Accounting for Saving in Custom Duty on Import of Machinery
Facts of the Case:
The Company has imported machinery without payment of import or custom duty under Export Promotion Council Guarantee scheme. The company is obliged to make exports of certain amount, say Rs.1000 within next 7 years, otherwise the benefit of import duty availed will have to be repaid back. The company has given guarantee to EPC to this effect. Probably, the company is confident that it will make exports of the amount stipulated in the agreement with EPC.
Say, import duty saved is Rs.100 and export obligations are Rs.1000 to be fulfilled in 7 years.
Issue/Query:
1. Whether the benefit availed in form of import duty would be treated as government grant to be recognised under Ind AS-20?
2.What would be the journal entries at initial recognition? Whether import duty saved is added to the cost of machinery and corresponding deferred income to be shown as liability?
3. What would be Journal Entries at the end of 1st year in which the company has achieved export turnover of Rs.200?
Response
On recognition, the company shall debit Machinery and credit Deferred Government Grant for Rs.100
At end of reporting period, the company shall debit Deferred Government Grant and credit Export Incentive for Rs.20.
Basis for Response:
Paragraph 3 of Ind AS 20, Accounting for Government Grants and Disclosure of Government Assistance, defines “Grants related to assets” as under:
“Grants related to assets are government grants whose primary condition is that an entity qualifying for them should purchase, construct or otherwise acquire long-term assets. Subsidiary conditions may also be attached restricting the type or location of the assets or the periods during which they are to be acquired or held.”
Paragraph 3 of Ind AS 20, Accounting for Government Grants and Disclosure of Government Assistance, defines “Grants related to income” as under:
“Grants related to income are government grants other than those related to assets.”
In the given case, the company is required to import and also export the goods manufactured from use of that imported machine. Thus, there are two primary conditions. The grant in the form of saving of import duty becomes repayable if the export obligation is not fulfilled. Therefore, the grant is not related to assets. Accordingly, the grant is related to income.
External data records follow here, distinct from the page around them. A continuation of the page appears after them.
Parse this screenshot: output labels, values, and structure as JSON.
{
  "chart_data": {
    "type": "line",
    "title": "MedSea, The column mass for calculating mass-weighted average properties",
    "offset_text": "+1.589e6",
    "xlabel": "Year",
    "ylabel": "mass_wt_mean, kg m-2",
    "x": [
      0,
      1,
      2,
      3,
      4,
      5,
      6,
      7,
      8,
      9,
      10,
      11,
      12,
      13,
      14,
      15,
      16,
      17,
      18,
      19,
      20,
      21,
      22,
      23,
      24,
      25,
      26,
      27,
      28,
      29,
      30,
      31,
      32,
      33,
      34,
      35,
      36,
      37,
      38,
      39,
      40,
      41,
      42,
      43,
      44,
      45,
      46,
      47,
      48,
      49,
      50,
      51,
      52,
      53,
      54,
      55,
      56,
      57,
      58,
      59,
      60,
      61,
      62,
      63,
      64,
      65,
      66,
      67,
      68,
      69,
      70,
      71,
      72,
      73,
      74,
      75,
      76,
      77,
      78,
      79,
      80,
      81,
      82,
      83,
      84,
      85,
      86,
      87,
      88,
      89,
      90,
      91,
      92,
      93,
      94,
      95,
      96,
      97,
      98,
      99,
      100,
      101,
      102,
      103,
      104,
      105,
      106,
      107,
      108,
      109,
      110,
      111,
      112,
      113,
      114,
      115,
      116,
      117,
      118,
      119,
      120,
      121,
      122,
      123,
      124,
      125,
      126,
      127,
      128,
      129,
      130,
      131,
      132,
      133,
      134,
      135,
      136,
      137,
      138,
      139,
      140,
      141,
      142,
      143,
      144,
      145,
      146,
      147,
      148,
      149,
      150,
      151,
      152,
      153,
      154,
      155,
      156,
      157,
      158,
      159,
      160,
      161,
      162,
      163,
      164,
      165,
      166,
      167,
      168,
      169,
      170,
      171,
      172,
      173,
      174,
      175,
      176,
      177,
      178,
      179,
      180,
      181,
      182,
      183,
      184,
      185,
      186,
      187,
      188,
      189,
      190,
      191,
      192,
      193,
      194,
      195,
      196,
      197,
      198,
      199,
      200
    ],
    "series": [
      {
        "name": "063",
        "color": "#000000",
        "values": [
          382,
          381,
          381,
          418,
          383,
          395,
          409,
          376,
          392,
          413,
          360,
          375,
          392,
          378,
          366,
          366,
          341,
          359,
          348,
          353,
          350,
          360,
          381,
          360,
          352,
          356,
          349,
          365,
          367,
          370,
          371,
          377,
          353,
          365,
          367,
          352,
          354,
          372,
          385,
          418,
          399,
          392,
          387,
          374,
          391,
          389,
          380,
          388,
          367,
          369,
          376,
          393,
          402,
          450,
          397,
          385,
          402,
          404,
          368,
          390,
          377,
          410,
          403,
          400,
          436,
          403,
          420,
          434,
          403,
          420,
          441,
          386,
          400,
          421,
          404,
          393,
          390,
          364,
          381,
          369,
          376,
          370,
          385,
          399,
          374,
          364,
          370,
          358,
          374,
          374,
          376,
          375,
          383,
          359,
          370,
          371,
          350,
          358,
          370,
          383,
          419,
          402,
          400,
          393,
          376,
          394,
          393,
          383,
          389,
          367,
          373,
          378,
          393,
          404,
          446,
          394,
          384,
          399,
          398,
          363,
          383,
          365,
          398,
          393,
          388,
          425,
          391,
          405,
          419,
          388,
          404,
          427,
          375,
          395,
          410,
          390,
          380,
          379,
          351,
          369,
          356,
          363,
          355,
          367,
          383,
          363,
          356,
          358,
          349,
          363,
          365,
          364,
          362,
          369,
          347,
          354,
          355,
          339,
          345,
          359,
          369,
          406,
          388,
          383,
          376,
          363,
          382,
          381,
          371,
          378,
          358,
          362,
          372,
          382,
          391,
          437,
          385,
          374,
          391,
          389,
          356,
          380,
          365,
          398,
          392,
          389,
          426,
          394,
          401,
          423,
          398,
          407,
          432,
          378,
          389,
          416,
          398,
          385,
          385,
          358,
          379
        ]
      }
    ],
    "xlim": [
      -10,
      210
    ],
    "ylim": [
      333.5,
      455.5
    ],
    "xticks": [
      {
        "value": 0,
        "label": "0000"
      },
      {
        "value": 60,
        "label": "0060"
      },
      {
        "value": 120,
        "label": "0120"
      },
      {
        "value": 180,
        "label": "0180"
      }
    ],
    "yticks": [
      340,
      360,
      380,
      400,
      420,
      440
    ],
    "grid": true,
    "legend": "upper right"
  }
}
The company shall present the saving in import duty as deferred government grant. The company shall recognise export incentive as and when the company satisfies the export obligation. The outstanding amount reflects the amount of import duty that is refundable at any point in time. As the company has fulfilled exports of the value of Rs.200 out of total value of Rs.1000, the company shall recognise export incentive as other income for Rs.20 out of total import duty saved of Rs.100. To make the financial statements understandable, the company shall disclose in notes the relation between satisfaction of export obligation and the movement of deferred government grant.